By Isabelle Lai
UNLIKE some other states, both Barisan Nasional and PAS flags are in equal abundance in Kuala Terengganu. Both parties are said to stand a 50-50 chance of winning.
KUALA Terengganu is a dazzling vision of green, white and blue as its viciously-fought flag war aptly reflects the equally divided opinions of its voters.
Unlike some other states, both Barisan Nasional and PAS flags were spotted in equal abundance while the candidates have kicked into fifth gear to win voters' hearts by Sunday.
Regardless of whether they have made up their minds or are still sitting on the fence, they all agree on one thing: “This is a truly 50-50 situation. We cannot predict who will win.”
Voter Elaine Chang, 30, said she was torn between wanting to give Pakatan Rakyat a chance while worrying that life might become worse for the Chinese if PAS took over again.
She is among the 1.7% of Chinese voters for the Batu Buruk state seat, where Malay voters make up a whopping 97.8% majority.
”I do have friends who tell me there won't be changes (if PAS takes over) but I have doubts. However, I would also like to see what Pakatan can offer,” she said.
Chang said there were also many voters from big cities such as Kuala Lumpur who would return to cast their vote and leave, and expressed concern that pro-Pakatan voters would vote based on party without thinking of the effects it could leave on the locals.
Another voter, who only wants to be known as T.H. Tan, 65, thinks the Barisan candidate for the Bandar state seat, Toh Chin Yaw, has been doing a good job and is a very familiar face among the locals.
Even more importantly to Tan, he is the only Chinese candidate contesting in Terengganu.
”I feel we must have a Chinese representative. Of course, we won't choose one who is useless and doesn't do his work. But Toh has done a lot for the Chinese here,” he said.
Toh is gunning for his third term as Bandar assemblyman, which has the largest concentration of Chinese voters (36.2%) in Terengganu.
He is facing PKR's Azan Ismail, who is Terengganu PKR chief and former Indera Mahkota MP in Pahang.
Tan said he had not been impressed by PAS' performance when it governed Tereng-ganu from 1999 to 2004 as he felt it had done very little for the Chinese back then but professed liking for its Kuala Terengganu parliamentary candidate Datuk Raja Kamarul Bahrin Shah Raja Ahmad, who is a prominent architect and passionate heritage conservationist.
“We are worried about proper conservation of our heritage sites. We have so much land. There is no need to demolish old buildings to erect new ones in their place,” he said, adding that the state government should focus on improving public infrastructure instead of building new hotels and apartments..
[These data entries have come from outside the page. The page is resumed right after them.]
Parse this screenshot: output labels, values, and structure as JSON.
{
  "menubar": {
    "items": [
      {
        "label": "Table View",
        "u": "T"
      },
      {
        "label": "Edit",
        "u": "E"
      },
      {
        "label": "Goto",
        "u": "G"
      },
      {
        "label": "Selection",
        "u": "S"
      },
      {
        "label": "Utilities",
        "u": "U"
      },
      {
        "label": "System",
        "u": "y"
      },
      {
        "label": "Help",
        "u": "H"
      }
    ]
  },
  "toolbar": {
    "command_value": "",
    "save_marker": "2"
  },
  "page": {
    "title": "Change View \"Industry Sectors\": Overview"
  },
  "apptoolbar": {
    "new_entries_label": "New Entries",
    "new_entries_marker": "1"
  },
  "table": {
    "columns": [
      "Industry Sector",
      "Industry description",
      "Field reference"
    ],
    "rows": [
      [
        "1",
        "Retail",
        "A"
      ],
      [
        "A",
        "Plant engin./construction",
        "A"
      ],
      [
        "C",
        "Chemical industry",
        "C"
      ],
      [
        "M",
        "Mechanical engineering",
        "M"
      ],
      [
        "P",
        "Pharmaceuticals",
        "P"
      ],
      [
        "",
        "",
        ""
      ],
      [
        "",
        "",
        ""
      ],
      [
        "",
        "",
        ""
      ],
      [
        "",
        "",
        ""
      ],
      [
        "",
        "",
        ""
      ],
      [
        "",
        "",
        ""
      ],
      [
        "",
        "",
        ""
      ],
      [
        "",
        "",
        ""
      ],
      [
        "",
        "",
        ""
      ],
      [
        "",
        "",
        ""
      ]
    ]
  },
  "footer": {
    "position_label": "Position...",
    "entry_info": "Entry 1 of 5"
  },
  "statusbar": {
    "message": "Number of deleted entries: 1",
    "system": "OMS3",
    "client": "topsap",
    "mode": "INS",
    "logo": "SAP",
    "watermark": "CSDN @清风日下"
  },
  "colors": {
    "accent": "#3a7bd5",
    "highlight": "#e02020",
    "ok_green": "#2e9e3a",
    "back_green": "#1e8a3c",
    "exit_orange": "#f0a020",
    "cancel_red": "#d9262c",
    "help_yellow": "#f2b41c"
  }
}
Meanwhile, just down the road at the iconic Pasar Payang, traders are abuzz at the thought that the market would be demolished in favour of a new building.
Terengganu Infrastructure Development and Public Amenities Committee chairman Datuk Za'abar Mohd Adib had said last April that the structure of the building was no longer safe following a report by the Public Works Department.
It is understood that the plan is to erect a 23-storey hotel and 30-storey apartment block, along with a four-storey market complete with air-conditioning and other amenities.
This has struck dismay into the hearts of the traders who are worried that the stall rentals would shoot up sky high.
Keropok seller Hasnah Jusoh, 55, who pays just RM50 in rental fees per stall, strongly feels restoration instead of demolition is the way to go.
“I will support PAS this time. Raja Bahrin is an architect, an experienced man. He prioritises heritage conservation and wants to help us preserve this market,” she said.
Another trader, Mohd Nasir Mahmood, 38, said he would like to see Barisan remain in power but admitted he was baffled by the Pasar Payang decision.
“Look, the bazaar opposite the road is almost empty because the rental fees are around RM1,000. How can we afford to pay such fees in the new building?” he asked.